We were in the darkest of darks — like sitting with a running engine in a pitch-black closet. I felt for the small flashlight in the pouch between us, picked it up, twisted it on, and handed it to John — being careful to not move the controls. John focused the light beam on the instrument panel while I turned the aircraft very slowly to the right — guided by the attitude indicator and the altimeter — as I kept the ball centered until we had completed our turn back toward the Cedar Rapids airport, about 50 miles away.
The lighted city near the airport provided a horizon, and we flew toward it while I retrieved the handheld radio and entered the tower frequency to report our total electrical failure. We remained over the city lights while I reached back between the seats, removed the manual gear extension cover, and cranked 50 counter clockwise knuckle-scuffing turns, finally reaching the manual gear extension stop. John stared silently straight ahead gripping his seat with both hands. My mouth was dry as I thought, “You got yourself into this — now get out of it!”
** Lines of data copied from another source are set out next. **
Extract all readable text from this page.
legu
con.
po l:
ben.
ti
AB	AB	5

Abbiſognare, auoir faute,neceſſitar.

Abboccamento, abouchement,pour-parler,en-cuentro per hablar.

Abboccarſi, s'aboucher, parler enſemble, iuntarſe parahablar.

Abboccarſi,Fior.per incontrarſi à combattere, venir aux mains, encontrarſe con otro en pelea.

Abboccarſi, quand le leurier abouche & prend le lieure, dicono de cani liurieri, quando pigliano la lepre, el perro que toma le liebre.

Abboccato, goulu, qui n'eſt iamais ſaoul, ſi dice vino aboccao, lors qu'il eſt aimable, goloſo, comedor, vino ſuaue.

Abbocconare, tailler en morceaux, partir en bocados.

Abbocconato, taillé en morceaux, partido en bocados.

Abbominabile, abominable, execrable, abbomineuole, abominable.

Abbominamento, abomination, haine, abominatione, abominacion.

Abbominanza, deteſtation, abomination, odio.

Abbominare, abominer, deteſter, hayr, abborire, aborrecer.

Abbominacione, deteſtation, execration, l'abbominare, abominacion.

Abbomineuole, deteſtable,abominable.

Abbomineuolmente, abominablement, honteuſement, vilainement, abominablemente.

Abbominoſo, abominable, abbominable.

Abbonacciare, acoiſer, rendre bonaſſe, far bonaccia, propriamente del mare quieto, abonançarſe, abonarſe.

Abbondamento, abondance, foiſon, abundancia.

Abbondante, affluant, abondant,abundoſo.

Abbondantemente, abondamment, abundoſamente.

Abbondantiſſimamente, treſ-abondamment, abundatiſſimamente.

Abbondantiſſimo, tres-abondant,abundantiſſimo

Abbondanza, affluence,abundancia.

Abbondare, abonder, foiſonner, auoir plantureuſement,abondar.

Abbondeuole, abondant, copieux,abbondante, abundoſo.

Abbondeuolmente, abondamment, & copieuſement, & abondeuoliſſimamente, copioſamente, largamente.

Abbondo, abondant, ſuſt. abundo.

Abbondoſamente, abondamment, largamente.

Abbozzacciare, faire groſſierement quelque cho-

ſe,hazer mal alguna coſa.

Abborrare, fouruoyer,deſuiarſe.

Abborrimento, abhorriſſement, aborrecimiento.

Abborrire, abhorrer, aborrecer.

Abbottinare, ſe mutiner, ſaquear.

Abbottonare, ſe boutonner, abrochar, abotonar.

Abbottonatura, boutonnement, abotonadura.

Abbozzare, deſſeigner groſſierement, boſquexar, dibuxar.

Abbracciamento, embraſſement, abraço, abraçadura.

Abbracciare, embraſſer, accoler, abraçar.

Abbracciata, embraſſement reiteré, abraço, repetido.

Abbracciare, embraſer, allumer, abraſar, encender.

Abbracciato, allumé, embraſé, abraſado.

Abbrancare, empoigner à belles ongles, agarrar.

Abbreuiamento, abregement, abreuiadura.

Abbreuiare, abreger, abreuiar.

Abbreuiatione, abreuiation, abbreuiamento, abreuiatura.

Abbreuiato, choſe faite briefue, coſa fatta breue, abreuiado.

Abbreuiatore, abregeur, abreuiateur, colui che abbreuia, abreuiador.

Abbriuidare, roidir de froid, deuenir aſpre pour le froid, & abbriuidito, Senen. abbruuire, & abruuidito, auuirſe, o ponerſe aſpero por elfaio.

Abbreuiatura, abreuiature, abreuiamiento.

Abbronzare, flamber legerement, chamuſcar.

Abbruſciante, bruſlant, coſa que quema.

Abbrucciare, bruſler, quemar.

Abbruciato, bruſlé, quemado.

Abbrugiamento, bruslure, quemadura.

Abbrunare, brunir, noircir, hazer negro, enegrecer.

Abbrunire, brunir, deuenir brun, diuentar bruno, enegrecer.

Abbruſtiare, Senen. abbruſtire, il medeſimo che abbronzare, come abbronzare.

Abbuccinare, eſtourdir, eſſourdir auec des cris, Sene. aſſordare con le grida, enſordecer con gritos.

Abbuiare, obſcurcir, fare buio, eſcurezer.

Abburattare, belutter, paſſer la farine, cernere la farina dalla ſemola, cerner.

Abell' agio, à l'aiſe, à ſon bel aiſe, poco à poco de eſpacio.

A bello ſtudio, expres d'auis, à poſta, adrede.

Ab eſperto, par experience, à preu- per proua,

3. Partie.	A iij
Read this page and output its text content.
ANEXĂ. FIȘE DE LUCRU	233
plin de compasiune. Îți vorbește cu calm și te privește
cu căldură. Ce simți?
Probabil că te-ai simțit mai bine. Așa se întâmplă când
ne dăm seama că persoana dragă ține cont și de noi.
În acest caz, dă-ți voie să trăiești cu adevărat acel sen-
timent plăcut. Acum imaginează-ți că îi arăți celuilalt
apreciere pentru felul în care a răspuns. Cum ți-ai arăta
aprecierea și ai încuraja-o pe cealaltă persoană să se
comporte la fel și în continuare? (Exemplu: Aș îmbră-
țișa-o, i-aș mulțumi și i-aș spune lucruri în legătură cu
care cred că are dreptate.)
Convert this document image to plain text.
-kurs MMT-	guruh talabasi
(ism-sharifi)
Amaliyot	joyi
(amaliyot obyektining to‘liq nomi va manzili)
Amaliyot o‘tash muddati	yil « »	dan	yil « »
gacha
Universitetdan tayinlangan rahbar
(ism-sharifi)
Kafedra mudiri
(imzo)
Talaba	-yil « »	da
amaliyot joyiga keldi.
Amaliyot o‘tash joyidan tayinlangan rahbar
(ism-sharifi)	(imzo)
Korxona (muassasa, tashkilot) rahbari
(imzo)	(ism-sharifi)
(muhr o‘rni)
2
Communication was difficult because of the loud engine noise. There was no connection between the handheld and my headset so I had tossed the headset into the backseat to put the radio closer to my ear. Without the headset the familiar sounds of the engine and relative wind were replaced by unfamiliar ones. “I want to over-fly the airport to verify full gear extension and closure of the inner gear doors,” I shouted into the handheld radio. “Roger 55Q, fly parallel to Runway 27; we will have lights available there,” was Tower’s response.
I slouched to avoid being blinded by the fire trucks with their spotlights as we flew 500 feet above them. The Tower confirmed that the gears looked fully extended and the inner doors were up. I shouted a thank you into the radio.
We were cleared to land as we entered a downwind for Runway 27. We were again on instruments because of very few ground lights nearby the airport. On short final, John unlatched the door so we would be able to exit the aircraft in case the gear collapsed on touchdown. The loud roar of the wind took away the last audible clues of the engine and airspeed, and with it John’s “No Fear” cap and most of our charts. The runway lights appeared straight ahead, suspended in blackness. I flew the final approach using the VASI lights, flared the aircraft, and made a firm touchdown without flaps or lights.
A fire truck guided us back to the ramp. After we had pushed the airplane back into the hangar, John and I climbed into the car and sat there for a while. “Where is your cap, John?” I asked. “Somewhere back in a cornfield with most of the maps and a couple of my magazines,” he replied.
I learned several important lessons from this flight.
Do not make a trip in an aircraft with new equipment without a careful checkout first. Don’t be in a hurry and forego this step, no matter how urgent the next flight might seem, even if it means you have to cancel the trip.
Practice dealing with emergencies so your response is automatic and appropriate, and keep emergency equipment current and handy. Install standby electrical power in your aircraft if you fly at night or in instrument conditions.
A connection from your handheld radio to your headset can be invaluable. Keep your headset on to help preserve familiar engine and airspeed sounds — even if the radios are nonfunctional.
William G. Meffert, AOPA 808828, has flown for 21 years accumulating more than 1,700 hours of flight time. He is an instrument-rated commercial pilot and flight instructor.